Start with a solid relational foundation. “You have to have a healthy relationship [with the family business partners] to start with,” says Kurlowicz.
Answer the big questions upfront. “You basically have to figure out how to run your business like a business and your family like a family,” explains Bryck. How will family business partners evaluate one another’s work? How will family members be compensated? How will the family deal with wealth created by the business? What’s the policy for family members joining the business? Compile all those policies in a formal document to be periodically revisited and updated if necessary.
Define a clear, efficient decision-making process. Family businesses are often plagued by problems reaching agreement, setting goals and compromising, according to the MassMutual study. Kurlowicz recommends establishing some kind of family governance structure–“an avenue for people to work things out and air their concerns.”
Nail down roles and responsibilities. Who reports to whom? Who gets which duties and responsibilities? Put all that in writing before launch, says Wood, “so that disagreements don’t fester.”
Communicate well, both as business partners and family members. Nee says the ability to keep an open mind and to listen to and speak frankly with one another have served his firm well. Good communication is also vital with employees. “The best defense is a good offense,” says Jeff Glaze, who runs Decorated Products, a family-owned manufacturing business in Westfield, Mass. “If you’re bringing a new family member into the business, address that upfront with employees.”
Find ways to mesh complementary skills. “I don’t like to write and Mike does, so he does most of our proposals,” says Nee of his cousin and business partner.

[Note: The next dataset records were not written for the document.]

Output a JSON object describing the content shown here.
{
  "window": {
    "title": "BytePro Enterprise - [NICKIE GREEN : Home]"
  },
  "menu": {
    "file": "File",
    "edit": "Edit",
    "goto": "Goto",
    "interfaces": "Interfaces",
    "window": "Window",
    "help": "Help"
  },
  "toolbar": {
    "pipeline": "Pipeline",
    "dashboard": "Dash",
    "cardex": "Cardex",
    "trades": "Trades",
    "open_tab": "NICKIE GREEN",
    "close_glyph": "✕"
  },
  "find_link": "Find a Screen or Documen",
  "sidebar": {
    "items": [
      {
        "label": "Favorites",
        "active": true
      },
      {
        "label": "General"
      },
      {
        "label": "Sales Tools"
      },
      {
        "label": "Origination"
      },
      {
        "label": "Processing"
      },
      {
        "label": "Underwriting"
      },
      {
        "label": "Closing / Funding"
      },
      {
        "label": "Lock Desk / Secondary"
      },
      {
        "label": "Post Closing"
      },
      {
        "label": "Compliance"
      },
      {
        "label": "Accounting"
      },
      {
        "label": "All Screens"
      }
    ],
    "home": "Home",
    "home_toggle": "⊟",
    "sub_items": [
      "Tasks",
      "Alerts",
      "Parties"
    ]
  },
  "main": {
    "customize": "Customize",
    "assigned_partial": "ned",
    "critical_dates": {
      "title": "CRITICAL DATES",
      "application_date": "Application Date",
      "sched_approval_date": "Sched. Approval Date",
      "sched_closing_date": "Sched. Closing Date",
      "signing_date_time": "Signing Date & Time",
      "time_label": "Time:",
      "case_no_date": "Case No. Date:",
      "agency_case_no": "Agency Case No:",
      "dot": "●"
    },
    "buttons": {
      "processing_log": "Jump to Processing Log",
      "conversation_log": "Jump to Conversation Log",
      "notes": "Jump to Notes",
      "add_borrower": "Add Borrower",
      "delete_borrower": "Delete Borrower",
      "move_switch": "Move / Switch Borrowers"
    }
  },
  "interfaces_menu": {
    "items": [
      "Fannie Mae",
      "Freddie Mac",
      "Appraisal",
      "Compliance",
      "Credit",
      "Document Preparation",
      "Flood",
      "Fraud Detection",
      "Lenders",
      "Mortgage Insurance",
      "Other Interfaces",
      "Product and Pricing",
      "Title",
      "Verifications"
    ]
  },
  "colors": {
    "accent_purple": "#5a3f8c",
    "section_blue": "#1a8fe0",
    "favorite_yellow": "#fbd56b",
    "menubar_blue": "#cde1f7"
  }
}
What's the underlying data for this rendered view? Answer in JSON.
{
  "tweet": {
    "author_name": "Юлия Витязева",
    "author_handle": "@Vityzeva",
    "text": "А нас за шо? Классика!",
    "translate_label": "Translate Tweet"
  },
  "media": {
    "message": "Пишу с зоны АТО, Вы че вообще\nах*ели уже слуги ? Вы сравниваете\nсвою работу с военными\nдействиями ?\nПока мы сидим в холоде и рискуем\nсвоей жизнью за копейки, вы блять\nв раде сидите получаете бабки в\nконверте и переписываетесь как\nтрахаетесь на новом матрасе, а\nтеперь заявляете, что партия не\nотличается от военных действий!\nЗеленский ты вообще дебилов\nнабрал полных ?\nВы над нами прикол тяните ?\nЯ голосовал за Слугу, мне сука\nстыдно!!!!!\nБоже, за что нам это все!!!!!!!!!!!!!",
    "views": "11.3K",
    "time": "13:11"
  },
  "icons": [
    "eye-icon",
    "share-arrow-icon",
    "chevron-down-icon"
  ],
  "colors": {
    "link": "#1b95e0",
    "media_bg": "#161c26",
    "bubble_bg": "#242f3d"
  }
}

Create time for fun outside work. It’s one of the keys to maintaining a healthy work-life balance, the MassMutual study concludes.
Don’t hire family members just because they’re family. That can weigh a business down, according to Bryck.
Don’t pressure family members to join the business. “You don’t want it to feel like an obligation or an albatross,” says Glaze.
Have a healthy sense of trust and respect for other family members in the venture. The MassMutual study says trust among partners is a huge factor in the success of a family business. Avoid keeping score when it comes to who’s putting in more hours, etc., says Nee. “You need to recognize that what’s good for your partner is good for you and trust that the person isn’t going to screw you.”
Formalize a succession plan to address the what-ifs. It’s a good idea to work with an advisor to put in place a formal exit strategy and buy-sell agreement among business partners, says Wood. “You have to think about what your end game is: Will you ultimately sell the business or pass it on to other family members? If one partner dies, do you want that partner’s spouse to be your new partner? You need to have all this down in writing upfront–a long-term plan for succession or exit.” It’s also important to be clear that leaving the family business won’t result in being “excommunicated from the family,” Bryck adds.
Make estate planning a priority. If the plan is to pass the business on to heirs, develop a plan for making the transfer tax-efficiently. “Don’t lose it all to Uncle Sam,” says Wood.
Bring in an advisor to help resolve issues you can’t. Family business organizations such as that at UMass-Amherst can be valuable resources, says Glaze. “It gives you another point of view.”